Percutaneous injection of bone cement is a promising technique as an alternative therapy for metastatic spinal tumors (111). In their series of 20 patients, Kaemmerlen et al (1) were the first to report the effectiveness of percutaneous injection of bone cement to metastatic tumors; they found that 80% of patients experienced pain relief. They were followed by Weill et al (2), who reported 73% of pain relief at 6 months after the procedures among 37 patients with spinal metastases. Cotten et al (3) found partial or complete pain relief in 36 of 37 patients, and pain relief occurred despite insufficient lesion filling. Cortet et al (4) also reported that thirty-six patients (97.3%) showed a decrease in their pain 48 hours after the procedure. This treatment has also been applied to pelvic metastases with favorable outcome (511). Weill et al (9) observed improvement in pain in 83% of 18 cases of acetabular malignancies. Marcy et al (10) described 82% of 18 pelvic metastatic patients experienced pain relief. Concerning metastasis from HCC, Hokotate et al (11) reported a case of acetabular metastasis from HCC in which there was sufficient pain relief and improved walking ability by cement injection. The clinical outcome of our case is consistent with those previous reports. In our case, although TAE and radiation therapy were performed before the first sacroplasty to the left-sided metastasis, immediate pain relief after sacroplasty is thought to be caused by the cement injection independent of the effect of TAE and radiation therapy. Moreover, the tumor reduction and immediate pain relief after second procedure to the right-sided metastasis without preprocedural TAE and radiation therapy suggested further the therapeutic effect of sacroplasty.

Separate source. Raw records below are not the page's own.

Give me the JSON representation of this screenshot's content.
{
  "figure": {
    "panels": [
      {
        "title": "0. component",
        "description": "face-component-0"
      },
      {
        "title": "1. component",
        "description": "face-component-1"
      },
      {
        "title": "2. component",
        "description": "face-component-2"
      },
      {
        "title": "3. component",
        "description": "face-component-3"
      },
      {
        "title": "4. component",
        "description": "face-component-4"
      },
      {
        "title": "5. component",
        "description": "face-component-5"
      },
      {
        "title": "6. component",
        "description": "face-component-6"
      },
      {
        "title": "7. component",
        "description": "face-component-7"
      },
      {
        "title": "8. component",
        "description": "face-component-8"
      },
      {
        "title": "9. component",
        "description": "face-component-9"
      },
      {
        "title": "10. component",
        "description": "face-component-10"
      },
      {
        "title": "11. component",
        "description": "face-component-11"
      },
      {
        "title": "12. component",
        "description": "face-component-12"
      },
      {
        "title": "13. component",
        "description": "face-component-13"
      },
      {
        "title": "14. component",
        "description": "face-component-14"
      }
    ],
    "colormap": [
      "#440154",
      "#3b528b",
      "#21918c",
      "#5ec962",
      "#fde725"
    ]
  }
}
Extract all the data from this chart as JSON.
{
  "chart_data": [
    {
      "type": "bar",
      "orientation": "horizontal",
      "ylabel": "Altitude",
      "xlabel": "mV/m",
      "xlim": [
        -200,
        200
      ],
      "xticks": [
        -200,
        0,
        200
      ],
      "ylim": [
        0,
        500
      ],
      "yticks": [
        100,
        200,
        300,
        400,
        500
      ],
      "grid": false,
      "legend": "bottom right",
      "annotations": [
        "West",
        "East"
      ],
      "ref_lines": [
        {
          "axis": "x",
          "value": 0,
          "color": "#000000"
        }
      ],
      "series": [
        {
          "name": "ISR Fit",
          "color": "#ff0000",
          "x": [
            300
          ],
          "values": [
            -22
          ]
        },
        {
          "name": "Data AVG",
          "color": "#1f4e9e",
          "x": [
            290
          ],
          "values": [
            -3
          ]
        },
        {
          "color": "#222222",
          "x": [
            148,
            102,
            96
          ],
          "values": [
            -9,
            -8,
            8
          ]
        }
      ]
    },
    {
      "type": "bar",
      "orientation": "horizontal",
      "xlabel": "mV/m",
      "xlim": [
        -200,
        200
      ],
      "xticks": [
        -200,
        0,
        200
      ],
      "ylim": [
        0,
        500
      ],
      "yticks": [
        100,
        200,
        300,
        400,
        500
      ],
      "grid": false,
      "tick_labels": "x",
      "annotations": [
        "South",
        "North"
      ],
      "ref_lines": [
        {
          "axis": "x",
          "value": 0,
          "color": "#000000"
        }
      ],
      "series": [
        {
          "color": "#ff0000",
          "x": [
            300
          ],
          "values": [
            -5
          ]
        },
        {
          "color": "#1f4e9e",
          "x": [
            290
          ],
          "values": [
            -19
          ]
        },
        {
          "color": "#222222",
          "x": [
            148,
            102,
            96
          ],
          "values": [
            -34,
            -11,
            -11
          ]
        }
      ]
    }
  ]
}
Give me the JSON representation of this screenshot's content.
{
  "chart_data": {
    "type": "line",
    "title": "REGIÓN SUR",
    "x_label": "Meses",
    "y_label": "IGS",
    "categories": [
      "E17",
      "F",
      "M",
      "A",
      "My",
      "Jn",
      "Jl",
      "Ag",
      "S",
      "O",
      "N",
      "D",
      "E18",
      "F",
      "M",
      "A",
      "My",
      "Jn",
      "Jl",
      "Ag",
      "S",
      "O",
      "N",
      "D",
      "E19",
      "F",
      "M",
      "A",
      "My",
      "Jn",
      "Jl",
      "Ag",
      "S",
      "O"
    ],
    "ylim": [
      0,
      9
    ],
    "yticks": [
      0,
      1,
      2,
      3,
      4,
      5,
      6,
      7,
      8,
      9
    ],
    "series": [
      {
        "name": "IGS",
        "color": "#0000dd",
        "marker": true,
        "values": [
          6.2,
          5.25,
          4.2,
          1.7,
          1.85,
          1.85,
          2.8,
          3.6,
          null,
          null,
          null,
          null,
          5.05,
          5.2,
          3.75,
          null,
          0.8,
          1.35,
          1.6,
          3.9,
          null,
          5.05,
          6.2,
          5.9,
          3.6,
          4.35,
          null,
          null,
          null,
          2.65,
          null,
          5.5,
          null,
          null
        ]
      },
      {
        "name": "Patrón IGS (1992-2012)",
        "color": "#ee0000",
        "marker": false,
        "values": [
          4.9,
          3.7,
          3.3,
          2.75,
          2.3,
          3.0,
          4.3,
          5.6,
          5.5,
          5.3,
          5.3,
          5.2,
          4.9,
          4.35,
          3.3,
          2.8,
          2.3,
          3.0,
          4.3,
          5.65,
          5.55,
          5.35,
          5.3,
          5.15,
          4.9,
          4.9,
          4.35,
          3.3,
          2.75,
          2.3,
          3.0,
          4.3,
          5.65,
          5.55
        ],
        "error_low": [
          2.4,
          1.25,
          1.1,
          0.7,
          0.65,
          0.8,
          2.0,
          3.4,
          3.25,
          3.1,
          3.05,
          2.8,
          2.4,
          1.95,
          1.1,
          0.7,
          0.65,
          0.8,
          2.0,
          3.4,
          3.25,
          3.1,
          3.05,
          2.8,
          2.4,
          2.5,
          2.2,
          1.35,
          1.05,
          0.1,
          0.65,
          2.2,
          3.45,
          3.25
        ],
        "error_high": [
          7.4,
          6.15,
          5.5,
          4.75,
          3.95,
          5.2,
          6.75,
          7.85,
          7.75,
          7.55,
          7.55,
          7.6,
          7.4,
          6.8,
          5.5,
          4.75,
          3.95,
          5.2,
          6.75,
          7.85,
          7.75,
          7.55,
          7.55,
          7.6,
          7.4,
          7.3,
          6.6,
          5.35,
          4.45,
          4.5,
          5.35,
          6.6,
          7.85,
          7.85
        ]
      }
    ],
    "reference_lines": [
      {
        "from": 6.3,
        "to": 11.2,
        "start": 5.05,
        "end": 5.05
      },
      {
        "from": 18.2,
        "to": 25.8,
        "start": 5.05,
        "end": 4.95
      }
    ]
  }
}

The mechanism of pain relief in patients with neoplastic lesions treated by cement injection is not well known. Stabilization of the destroyed bone in addition to the analgesic effect of PMMA due to the thermal effect in itself seemed to be main contributors for short-term pain relief. Long-term pain relief presumably was offered by reducing the tumor volume and long-term control of the tumor. Although the antitumoral effect of bone cement is not well known, exothermic effect of PMMA during polymerization possibly contribute for necrosis and volume reduction of the tumor (1, 17). PMMA particles may induce tumor necrosis factor mRNA and protein in a dose-dependent manner (18). Such necrotizing effect beyond the limit of the margin of PMMA may be the main factor in the persistent tumor control. Moreover, in our case, n-BCA injection might have played an additional role to control the growth of highly vascular metastatic tumors by embolization of feeding arteries.

Metastases from HCC are osteolytic, extremely hypervascular, and produce severe hemorrhage during the procedure, and insertion of the needle is challenging. Prevention of complication due to hemorrhage is a major indication for injecting n-BCA in all hemorrhagic lesions. The other complication during the procedure may be displacement of cement from the confines of the sacrum into the surrounding pelvic area, including sacral foramina (19). Therefore, it seems important to place the needle in the center of the tumor with sufficient margins to reduce the risks of cement migration in a hazardous area.

Conclusion

Percutaneous cement injection in preparation of n-BCA may be an alternative therapy for hypervascular metastases and superior to other treatments. In our case, the antitumoral and stabilization effects of bone cement and additional embolization effect of n-BCA were thought to be factors of persistent pain relief and tumor control.